Vera warf ihr einen raschen, abschätzenden Blick zu, ließ es aber dabei bewenden.
«Ich glaube, Christopher hat ein Handy benutzt, als er hier war», sagte James.
«Sie glauben? Was soll das heißen?»
«Nach dem Essen ist er nach oben ins Bad gegangen. Ich habe nach dem Kleinen gesehen und gehört, wie er etwas sagte.»
«Haben Sie gehört, was er sagte?»
«Ich horche nicht unbedingt an Türen.»
«Ach nein?» Vera klang aufrichtig überrascht. «Also, ich mache das ständig.»

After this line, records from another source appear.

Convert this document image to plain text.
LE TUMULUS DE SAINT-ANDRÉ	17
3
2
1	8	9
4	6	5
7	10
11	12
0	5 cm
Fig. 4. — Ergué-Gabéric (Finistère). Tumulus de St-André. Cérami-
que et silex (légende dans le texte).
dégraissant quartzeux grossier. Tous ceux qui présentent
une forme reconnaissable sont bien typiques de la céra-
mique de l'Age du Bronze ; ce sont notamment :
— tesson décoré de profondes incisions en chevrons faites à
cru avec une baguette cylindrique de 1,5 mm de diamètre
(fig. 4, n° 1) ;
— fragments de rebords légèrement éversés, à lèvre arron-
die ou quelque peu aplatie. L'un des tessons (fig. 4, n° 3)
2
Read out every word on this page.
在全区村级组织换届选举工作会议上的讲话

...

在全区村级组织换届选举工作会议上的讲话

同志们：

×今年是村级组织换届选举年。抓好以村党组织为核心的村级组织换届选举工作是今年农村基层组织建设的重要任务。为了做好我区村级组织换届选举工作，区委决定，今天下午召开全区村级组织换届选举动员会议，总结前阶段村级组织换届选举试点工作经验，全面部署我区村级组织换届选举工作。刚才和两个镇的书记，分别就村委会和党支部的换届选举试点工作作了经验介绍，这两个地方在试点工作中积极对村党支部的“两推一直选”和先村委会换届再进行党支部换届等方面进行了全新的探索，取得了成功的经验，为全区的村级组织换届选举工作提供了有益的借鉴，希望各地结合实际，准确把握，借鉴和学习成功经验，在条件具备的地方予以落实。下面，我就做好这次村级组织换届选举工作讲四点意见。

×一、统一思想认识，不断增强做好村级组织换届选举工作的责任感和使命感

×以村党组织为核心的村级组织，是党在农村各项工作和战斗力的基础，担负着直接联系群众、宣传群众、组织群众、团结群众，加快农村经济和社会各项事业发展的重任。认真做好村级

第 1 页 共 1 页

«Ich nahm an», sagte James, nachdem er einen Augenblick missbilligend geschwiegen hatte, «dass er mit jemandem in Aberdeen spricht. Vielleicht mit einer Freundin. Um ihr zu sagen, dass er gut angekommen ist. Unser Festnetzanschluss ist in der Küche. Wenn er den benutzt hätte, hätten wir alles mitbekommen. Ich vermute, dass er ein bisschen Privatsphäre wollte.»
«Klang es denn nach einem Anruf bei einer Freundin?», fragte Vera.
«Wie ich schon sagte, ich habe nicht zugehört.»
«Aber seine Stimme, klang die zärtlich? Innig?»
«Nein», sagte James. «Sie klang eher sachlich.»
Vera zog ein Notizbuch aus ihrer Tasche und kritzelte schnell ein paar Bemerkungen aufs Papier. «Wir verstehen einfach nicht, wo er den Rest des Tages gewesen ist», sagte sie. «Er scheint sich in Luft aufgelöst zu haben. Am Friedhof war er so gegen acht Uhr früh, dann hat er, wie wir wissen, den Weg zum Fluss runter genommen.»
«Woher wissen Sie das?», fragte James. Emma fand, dass er zu laut sprach, zu dringlich. Was für eine Rolle konnte das für ihn spielen?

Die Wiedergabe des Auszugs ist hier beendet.